Fachkräftemangel erwartet
Flexible Arbeitszeitangebote sind auch deshalb von enormer Bedeutung, da es unter anderem vor dem Hintergrund der demografischen Entwicklung aller Voraussicht nach in den nächsten Jahren zu einem dramatischen Fachkräftemangel kommen wird. Dr. Annegret Schoeller von der Bundesärztekammer (BÄK) wies darauf hin, dass Studien zufolge die Personallücke im ärztlichen Bereich bis 2030 schätzungsweise auf 165 000 Kräfte anwachsen wird. Im nicht-ärztlichen Bereich blieben zum selben Zeitpunkt möglicherweise sogar 786 000 Stellen unbesetzt. „Bislang ist Teilzeitarbeit die häufigste Antwort auf die Doppelbelastung durch Arbeit und familiäre Pflichten“, sagte Schoeller. „Sinnvoller wäre jedoch der Ausbau von Betreuungsmöglichkeiten, um die Teilzeitarbeit zurückzudrängen und damit das Fachkräftepotenzial insbesondere bei Frauen besser auszuschöpfen.“
Konrad Einig, Leiter Personalmanagement im Koblenzer Stiftungsklinikum Mittelrhein, bemängelte, dass Mitarbeiterbindung derzeit noch vornehmlich reaktiv betrieben werde, wenn zum Beispiel jemand kündigen wolle.

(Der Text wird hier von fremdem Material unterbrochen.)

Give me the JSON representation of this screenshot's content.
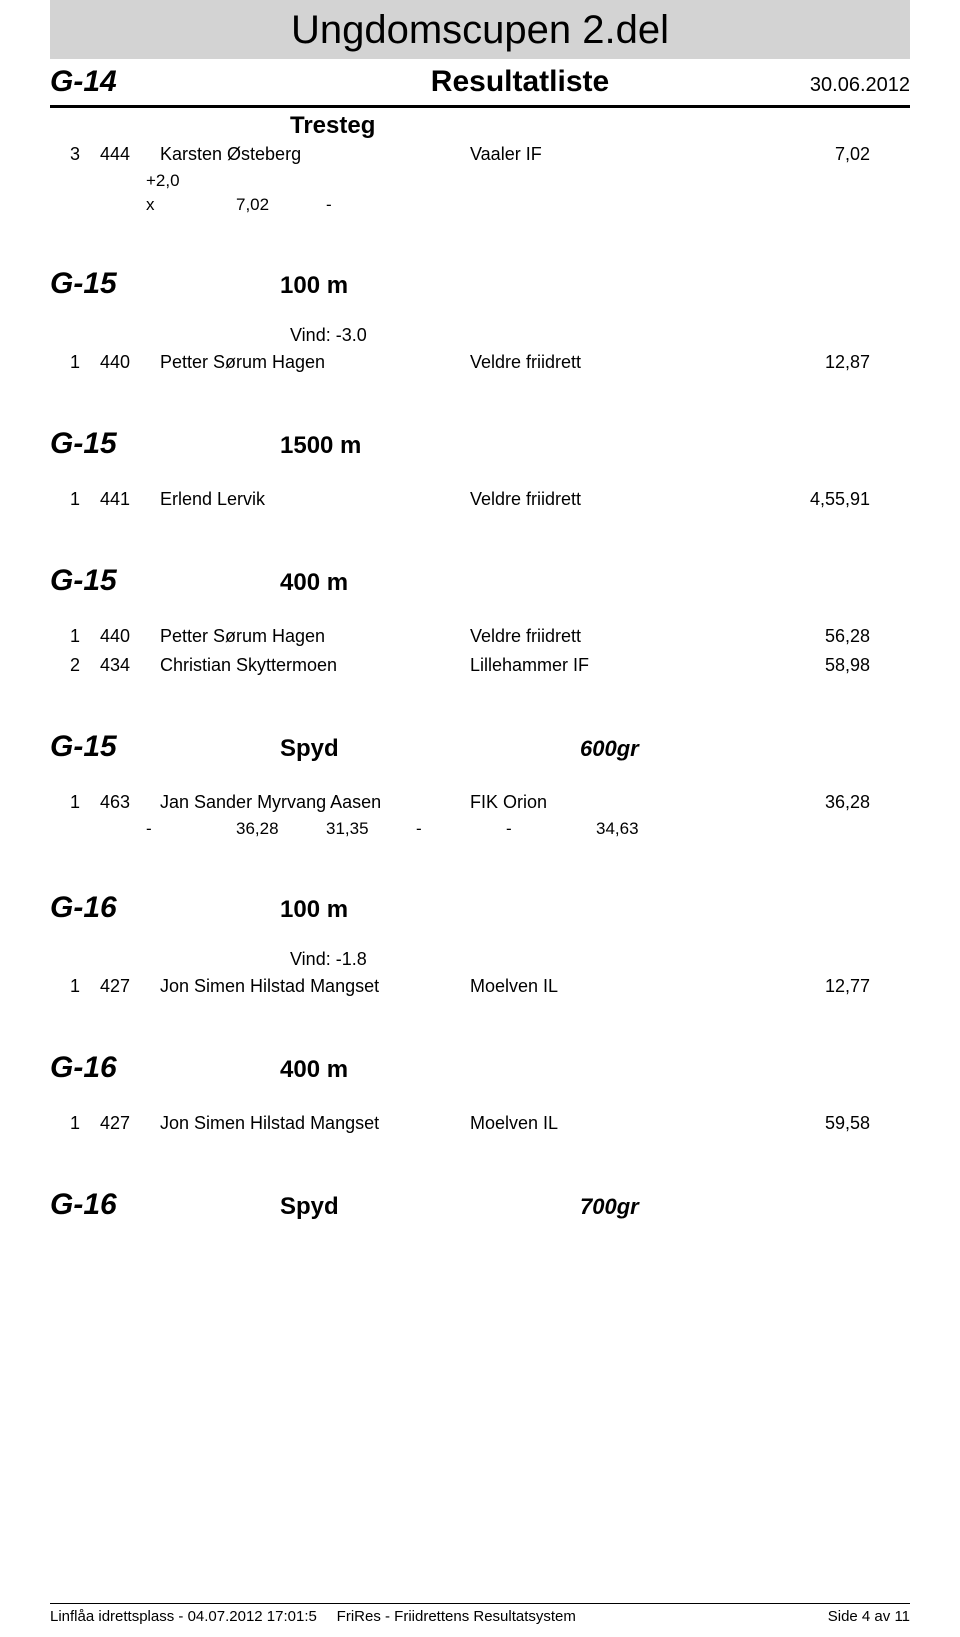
{
  "header": {
    "main_title": "Ungdomscupen 2.del",
    "subtitle": "Resultatliste",
    "date": "30.06.2012",
    "category": "G-14",
    "event": "Tresteg"
  },
  "sections": [
    {
      "type": "results_with_attempts",
      "rows": [
        {
          "place": "3",
          "bib": "444",
          "name": "Karsten Østeberg",
          "club": "Vaaler IF",
          "result": "7,02",
          "wind_line": "+2,0",
          "attempts": [
            "x",
            "7,02",
            "-"
          ]
        }
      ]
    },
    {
      "type": "header",
      "category": "G-15",
      "event": "100 m"
    },
    {
      "type": "wind",
      "wind": "Vind: -3.0"
    },
    {
      "type": "result",
      "place": "1",
      "bib": "440",
      "name": "Petter Sørum Hagen",
      "club": "Veldre friidrett",
      "result": "12,87"
    },
    {
      "type": "header",
      "category": "G-15",
      "event": "1500 m"
    },
    {
      "type": "result",
      "place": "1",
      "bib": "441",
      "name": "Erlend Lervik",
      "club": "Veldre friidrett",
      "result": "4,55,91"
    },
    {
      "type": "header",
      "category": "G-15",
      "event": "400 m"
    },
    {
      "type": "result",
      "place": "1",
      "bib": "440",
      "name": "Petter Sørum Hagen",
      "club": "Veldre friidrett",
      "result": "56,28"
    },
    {
      "type": "result",
      "place": "2",
      "bib": "434",
      "name": "Christian Skyttermoen",
      "club": "Lillehammer IF",
      "result": "58,98"
    },
    {
      "type": "header",
      "category": "G-15",
      "event": "Spyd",
      "extra": "600gr"
    },
    {
      "type": "results_with_attempts",
      "rows": [
        {
          "place": "1",
          "bib": "463",
          "name": "Jan Sander Myrvang Aasen",
          "club": "FIK Orion",
          "result": "36,28",
          "attempts": [
            "-",
            "36,28",
            "31,35",
            "-",
            "-",
            "34,63"
          ]
        }
      ]
    },
    {
      "type": "header",
      "category": "G-16",
      "event": "100 m"
    },
    {
      "type": "wind",
      "wind": "Vind: -1.8"
    },
    {
      "type": "result",
      "place": "1",
      "bib": "427",
      "name": "Jon Simen Hilstad Mangset",
      "club": "Moelven IL",
      "result": "12,77"
    },
    {
      "type": "header",
      "category": "G-16",
      "event": "400 m"
    },
    {
      "type": "result",
      "place": "1",
      "bib": "427",
      "name": "Jon Simen Hilstad Mangset",
      "club": "Moelven IL",
      "result": "59,58"
    },
    {
      "type": "header",
      "category": "G-16",
      "event": "Spyd",
      "extra": "700gr"
    }
  ],
  "footer": {
    "left": "Linflåa idrettsplass - 04.07.2012 17:01:5",
    "center": "FriRes - Friidrettens Resultatsystem",
    "right": "Side 4 av 11"
  }
}
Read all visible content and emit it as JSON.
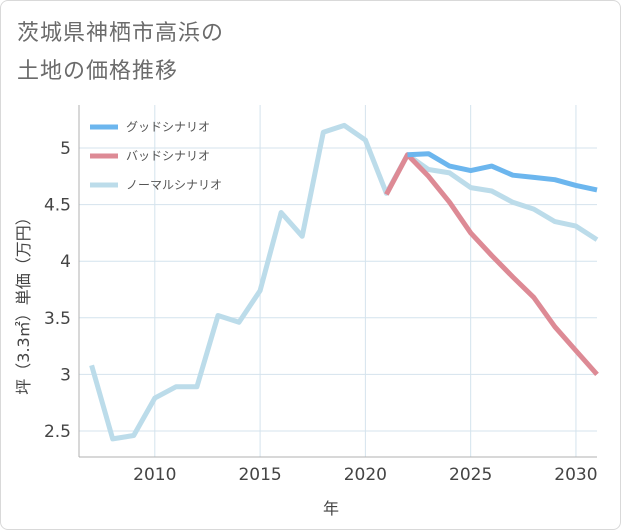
{
  "title_lines": [
    "茨城県神栖市高浜の",
    "土地の価格推移"
  ],
  "colors": {
    "good": "#6cb6ee",
    "bad": "#dd8a95",
    "normal": "#bcdcea",
    "grid": "#d4e3ed",
    "axis": "#b0b0b0"
  },
  "chart_data": {
    "type": "line",
    "xlabel": "年",
    "ylabel": "坪（3.3㎡）単価（万円）",
    "xlim": [
      2006.4,
      2031
    ],
    "ylim": [
      2.27,
      5.38
    ],
    "xticks": [
      2010,
      2015,
      2020,
      2025,
      2030
    ],
    "yticks": [
      2.5,
      3,
      3.5,
      4,
      4.5,
      5
    ],
    "ytick_labels": [
      "2.5",
      "3",
      "3.5",
      "4",
      "4.5",
      "5"
    ],
    "grid": true,
    "legend_position": "top-left",
    "series": [
      {
        "name": "グッドシナリオ",
        "color_key": "good",
        "x": [
          2022,
          2023,
          2024,
          2025,
          2026,
          2027,
          2028,
          2029,
          2030,
          2031
        ],
        "y": [
          4.94,
          4.95,
          4.84,
          4.8,
          4.84,
          4.76,
          4.74,
          4.72,
          4.67,
          4.63
        ]
      },
      {
        "name": "バッドシナリオ",
        "color_key": "bad",
        "x": [
          2021,
          2022,
          2023,
          2024,
          2025,
          2026,
          2027,
          2028,
          2029,
          2030,
          2031
        ],
        "y": [
          4.59,
          4.94,
          4.75,
          4.52,
          4.25,
          4.05,
          3.86,
          3.68,
          3.42,
          3.21,
          3.0
        ]
      },
      {
        "name": "ノーマルシナリオ",
        "color_key": "normal",
        "x": [
          2007,
          2008,
          2009,
          2010,
          2011,
          2012,
          2013,
          2014,
          2015,
          2016,
          2017,
          2018,
          2019,
          2020,
          2021,
          2022,
          2023,
          2024,
          2025,
          2026,
          2027,
          2028,
          2029,
          2030,
          2031
        ],
        "y": [
          3.08,
          2.43,
          2.46,
          2.79,
          2.89,
          2.89,
          3.52,
          3.46,
          3.74,
          4.43,
          4.22,
          5.14,
          5.2,
          5.07,
          4.6,
          4.94,
          4.81,
          4.78,
          4.65,
          4.62,
          4.52,
          4.46,
          4.35,
          4.31,
          4.19
        ]
      }
    ]
  }
}
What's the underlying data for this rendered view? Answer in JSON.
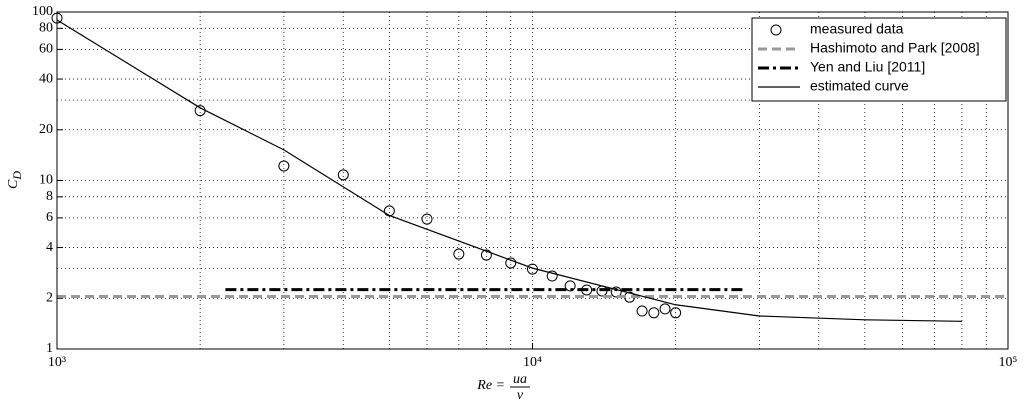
{
  "chart_data": {
    "type": "line",
    "xlabel": {
      "main": "Re =",
      "numerator": "ua",
      "denominator": "ν"
    },
    "ylabel": {
      "main": "C",
      "sub": "D"
    },
    "xscale": "log",
    "yscale": "log",
    "xlim": [
      1000,
      100000
    ],
    "ylim": [
      1,
      100
    ],
    "xticks": [
      {
        "value": 1000,
        "label": "10³"
      },
      {
        "value": 10000,
        "label": "10⁴"
      },
      {
        "value": 100000,
        "label": "10⁵"
      }
    ],
    "yticks": [
      1,
      2,
      4,
      6,
      8,
      10,
      20,
      40,
      60,
      80,
      100
    ],
    "x_minor_grid": [
      2000,
      3000,
      4000,
      5000,
      6000,
      7000,
      8000,
      9000,
      20000,
      30000,
      40000,
      50000,
      60000,
      70000,
      80000,
      90000
    ],
    "y_minor_grid": [
      3,
      30
    ],
    "grid": true,
    "legend_position": "upper right",
    "series": [
      {
        "name": "measured data",
        "kind": "markers",
        "color": "#000000",
        "x": [
          1000,
          2000,
          3000,
          4000,
          5000,
          6000,
          7000,
          8000,
          9000,
          10000,
          11000,
          12000,
          13000,
          14000,
          15000,
          16000,
          17000,
          18000,
          19000,
          20000
        ],
        "values": [
          92,
          26,
          12.2,
          10.8,
          6.6,
          5.9,
          3.66,
          3.61,
          3.24,
          2.98,
          2.71,
          2.37,
          2.24,
          2.21,
          2.18,
          2.03,
          1.68,
          1.64,
          1.73,
          1.64
        ]
      },
      {
        "name": "Hashimoto and Park [2008]",
        "kind": "line",
        "color": "#999999",
        "dash": "dashed",
        "x": [
          1000,
          100000
        ],
        "values": [
          2.05,
          2.05
        ]
      },
      {
        "name": "Yen and Liu [2011]",
        "kind": "line",
        "color": "#000000",
        "dash": "dashdot",
        "x": [
          2260,
          28000
        ],
        "values": [
          2.25,
          2.25
        ]
      },
      {
        "name": "estimated curve",
        "kind": "line",
        "color": "#000000",
        "dash": "solid",
        "x": [
          1000,
          2000,
          3000,
          5000,
          10000,
          20000,
          30000,
          50000,
          80000
        ],
        "values": [
          89.7,
          27,
          15.2,
          6.2,
          3.02,
          1.83,
          1.57,
          1.49,
          1.46
        ]
      }
    ]
  }
}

Dies sei der falsche Weg, zumal Zahlen belegten, dass viele Ärzte sich in ihrem Job nicht wohl fühlen.
Mit Berufswahl unzufrieden
So ergab eine Befragung von 729 Assistenzärzten durch die Fachhochschule Münster, dass 20 Prozent mit ihrer Berufswahl unzufrieden sind. Nur ein Drittel würde den Arztberuf weiterempfehlen. Hauptgründe für die Unzufriedenheit sind Stress im Berufsalltag (57,2 Prozent) und zu wenig Freizeit (54,6 Prozent). 94,7 Prozent der befragten Assistenzärzte wünschen sich zudem eine bessere Vereinbarkeit von Beruf und Familie.
Eine geringere Fluktuationsrate und eine höhere Zufriedenheit rechneten sich auch betriebswirtschaftlich für Krankenhäuser und andere Gesundheitseinrichtungen, betonte die Gesundheitsministerin von Rheinland-Pfalz, Malu Dreyer. Sinnvolle Lösungsansätze, die mehr Flexibilität ermöglichten, seien beispielsweise Weiterbildungsangebote in Teilzeit, Telearbeitsplätze sowie Fortbildungsmöglichkeiten während der Elternzeit beziehungsweise Beratungsangebote für Wiedereinsteiger in den Beruf. Um familienfreundliche Angebote im Gesundheitswesen flächendeckend realisieren zu können, bedürfe es einer gemeinsamen Anstrengung von Politik, Unternehmen und der ärztlichen Selbstverwaltung, mahnte Schoeller. Andere europäische Staaten, wie Frankreich und die skandinavischen Länder, seien hier schon weiter.